I started my career in the corporate world and soon realised that I was extremely bad at corporate-ing. My main problem was that I liked to leave the office and have a life which was obviously a big no-no for anyone hoping for career progression.
At one point a superior had to sit me down and tell me sternly that I should never be seen leaving before 8pm at the earliest, even if I had nothing to do. So, in a misguided attempt at climbing the greasy pole, I started printing Wilkie Collins novels, sticking them in an official looking binder, and poring over them with a highlighter, so it looked like I was doing important business things. No need to tell you that I didn’t last very long at that job.
Anyway, that was the working world back then, wasn’t it? Face time was everything, commutes were long and people basically lived in the office. Then the pandemic came along and a more flexible and family-friendly way of work took hold. Remote and hybrid work became the new normal. Or so we thought.
It seems like that era has officially come to an end. The death knell? Zoom, the company that helped to usher in the age of remote work and which arguably benefited from the transition to remote work more than any other business, has now summoned its workers back to the office. To be fair, it has only asked staff living a “commutable distance” to travel in at least two days a week but the announcement still feels symbolic.

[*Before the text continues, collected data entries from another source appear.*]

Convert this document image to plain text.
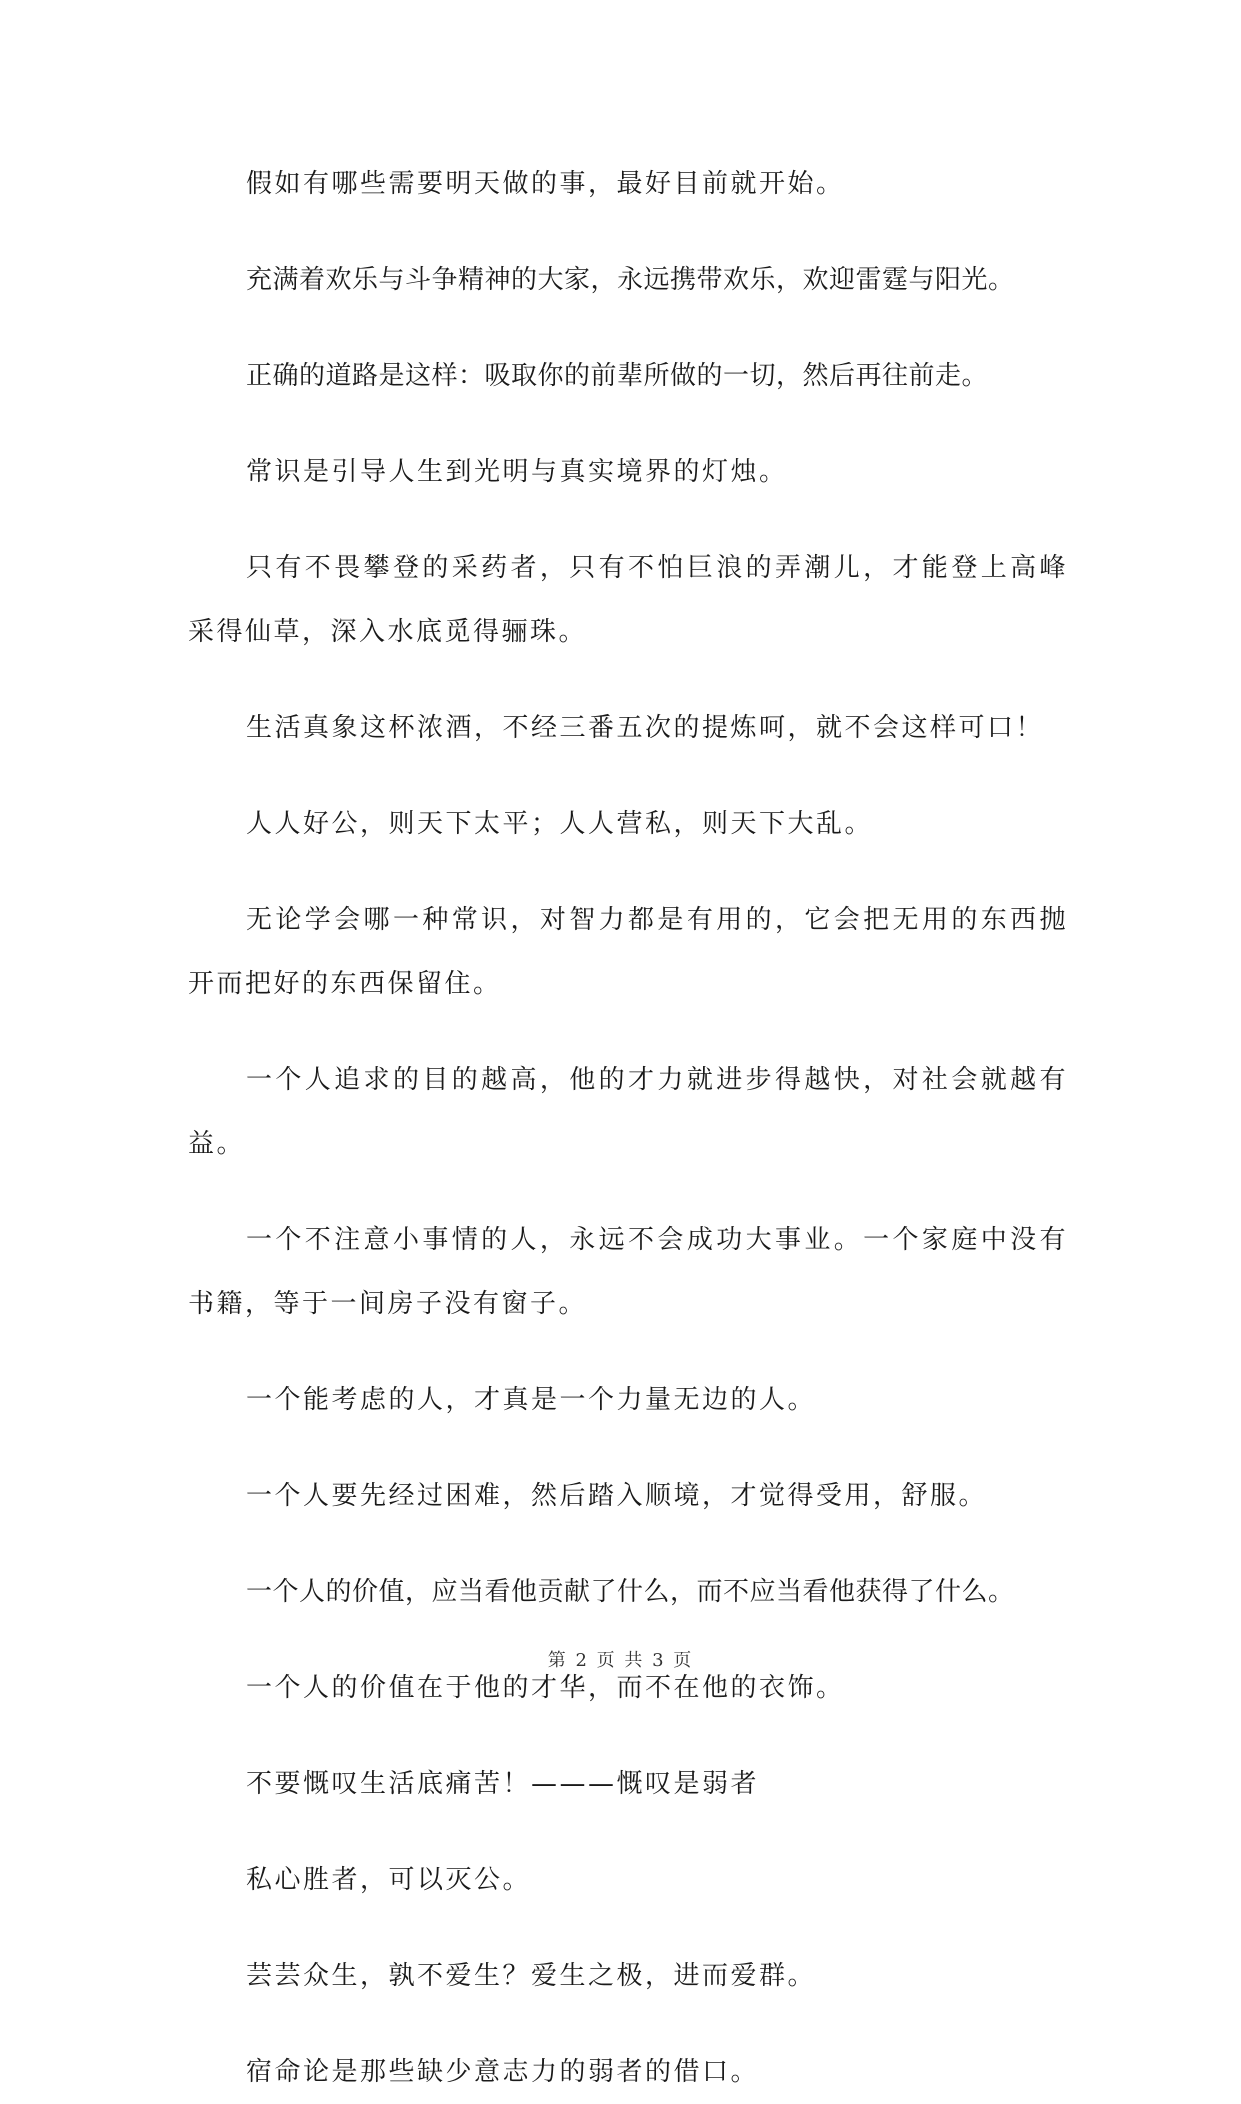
假如有哪些需要明天做的事，最好目前就开始。

充满着欢乐与斗争精神的大家，永远携带欢乐，欢迎雷霆与阳光。

正确的道路是这样：吸取你的前辈所做的一切，然后再往前走。

常识是引导人生到光明与真实境界的灯烛。

只有不畏攀登的采药者，只有不怕巨浪的弄潮儿，才能登上高峰采得仙草，深入水底觅得骊珠。

生活真象这杯浓酒，不经三番五次的提炼呵，就不会这样可口！

人人好公，则天下太平；人人营私，则天下大乱。

无论学会哪一种常识，对智力都是有用的，它会把无用的东西抛开而把好的东西保留住。

一个人追求的目的越高，他的才力就进步得越快，对社会就越有益。

一个不注意小事情的人，永远不会成功大事业。一个家庭中没有书籍，等于一间房子没有窗子。

一个能考虑的人，才真是一个力量无边的人。

一个人要先经过困难，然后踏入顺境，才觉得受用，舒服。

一个人的价值，应当看他贡献了什么，而不应当看他获得了什么。

一个人的价值在于他的才华，而不在他的衣饰。

不要慨叹生活底痛苦！———慨叹是弱者

私心胜者，可以灭公。

芸芸众生，孰不爱生？爱生之极，进而爱群。

宿命论是那些缺少意志力的弱者的借口。

第 2 页 共 3 页
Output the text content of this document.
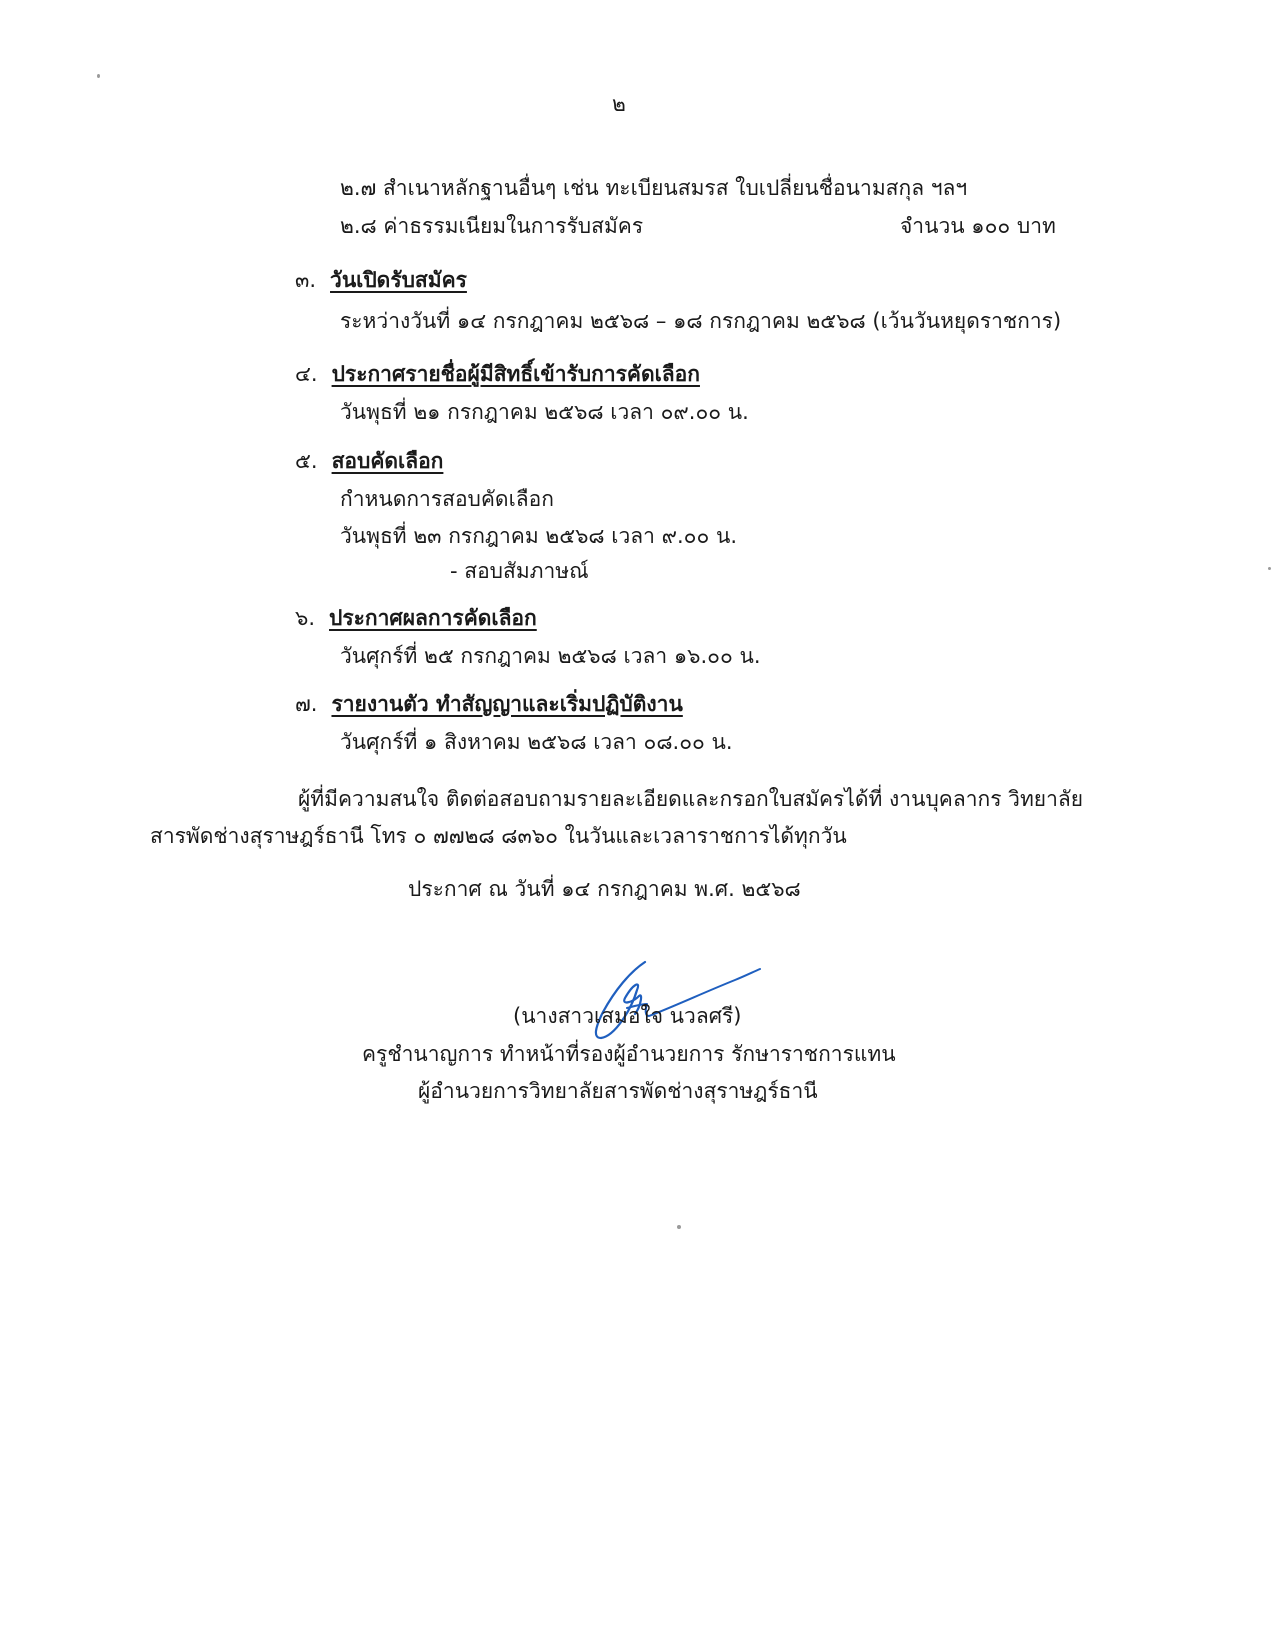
๒
๒.๗ สำเนาหลักฐานอื่นๆ เช่น ทะเบียนสมรส ใบเปลี่ยนชื่อนามสกุล ฯลฯ
๒.๘ ค่าธรรมเนียมในการรับสมัคร	จำนวน ๑๐๐ บาท
๓. วันเปิดรับสมัคร
ระหว่างวันที่ ๑๔ กรกฎาคม ๒๕๖๘ – ๑๘ กรกฎาคม ๒๕๖๘ (เว้นวันหยุดราชการ)
๔. ประกาศรายชื่อผู้มีสิทธิ์เข้ารับการคัดเลือก
วันพุธที่ ๒๑ กรกฎาคม ๒๕๖๘ เวลา ๐๙.๐๐ น.
๕. สอบคัดเลือก
กำหนดการสอบคัดเลือก
วันพุธที่ ๒๓ กรกฎาคม ๒๕๖๘ เวลา ๙.๐๐ น.
- สอบสัมภาษณ์
๖. ประกาศผลการคัดเลือก
วันศุกร์ที่ ๒๕ กรกฎาคม ๒๕๖๘ เวลา ๑๖.๐๐ น.
๗. รายงานตัว ทำสัญญาและเริ่มปฏิบัติงาน
วันศุกร์ที่ ๑ สิงหาคม ๒๕๖๘ เวลา ๐๘.๐๐ น.
ผู้ที่มีความสนใจ ติดต่อสอบถามรายละเอียดและกรอกใบสมัครได้ที่ งานบุคลากร วิทยาลัย
สารพัดช่างสุราษฎร์ธานี โทร ๐ ๗๗๒๘ ๘๓๖๐ ในวันและเวลาราชการได้ทุกวัน
ประกาศ ณ วันที่ ๑๔ กรกฎาคม พ.ศ. ๒๕๖๘
(นางสาวเสมอใจ นวลศรี)
ครูชำนาญการ ทำหน้าที่รองผู้อำนวยการ รักษาราชการแทน
ผู้อำนวยการวิทยาลัยสารพัดช่างสุราษฎร์ธานี
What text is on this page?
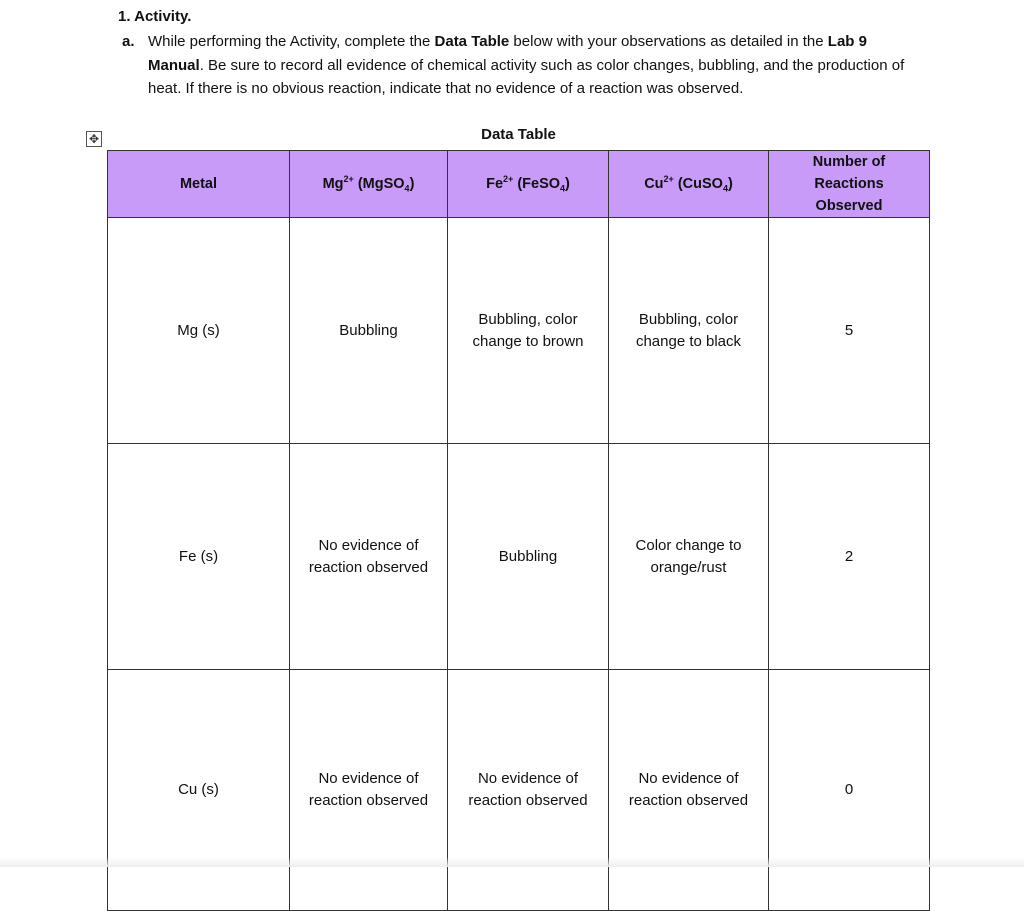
1. Activity.
a. While performing the Activity, complete the Data Table below with your observations as detailed in the Lab 9 Manual. Be sure to record all evidence of chemical activity such as color changes, bubbling, and the production of heat. If there is no obvious reaction, indicate that no evidence of a reaction was observed.
✥	Data Table
Metal	$Mg^{2+}$ (MgSO$_4$)	$Fe^{2+}$ (FeSO$_4$)	$Cu^{2+}$ (CuSO$_4$)	Number of Reactions Observed
Mg (s)	Bubbling	Bubbling, color change to brown	Bubbling, color change to black	5
Fe (s)	No evidence of reaction observed	Bubbling	Color change to orange/rust	2
Cu (s)	No evidence of reaction observed	No evidence of reaction observed	No evidence of reaction observed	0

Zoom isn’t alone in beckoning its employees back to HQ. Pretty much every big employer has moved on from remote-only policies initiated in 2020. Funnily enough, the tech companies that keep telling us the future is virtual seem to be leading the charge when it comes to in-person work. Meta, which once evangelised about how “good work can get done everywhere” recently told employees to return to the office three days a week starting in September. Google has done the same, and in an attempt to sweeten the deal it offered employees a “summer special” where they can stay at an on-campus hotel for $99 (£78) a night to help them “transition to the hybrid workplace”. That is generous, but not as generous as Twitter (sorry, “X”) – where you can sleep in the office to prove your devotion and reportedly get fired anyway.
Earlier this year, Amazon also announced that it required employees to come into the office at least three days a week. This didn’t go down well with many workers, who had become accustomed to luxuries such as seeing their children for more than 30 minutes a day. Still, despite the pushback, Amazon’s leadership remains resolute. Mike Hopkins, senior vice-president of Prime Video and Amazon Studios, recently said in an internal meeting that it was time for workers to “disagree and commit” to coming back to the office. “We’re here, we’re back – it’s working,” he reportedly proclaimed. “I don’t have data to back it up, but I know it’s better.” Who needs data, eh, when you’ve got the gut instinct of a senior vice president?
I often think of a beautiful essay which the novelist Arundhati Roy wrote for the Financial Times in 2020. “Historically, pandemics have forced humans to break with the past and imagine their world anew,” she wrote. “This one is no different. It is a portal, a gateway between one world and the next. We can choose to walk through it, dragging the carcasses of our prejudice … Or we can walk through lightly, with little luggage, ready to imagine another world. And ready to fight for it.”
In the first year of the pandemic, I thought that this collective traumatic experience, which claimed so many lives, might change the way we live. I thought – how naive! – that there might be a widespread reassessment of what was important, and we might all fight for change. I thought the pandemic might be a portal to a better society.
It wasn’t. We clapped for essential workers, then abandoned them. The poor got poorer; the rich got richer. House prices shot up; shelter became even more unaffordable. Remote work seemed to be the only positive change that might stick, and now it has gone. Three years on, it is very clear which path we chose.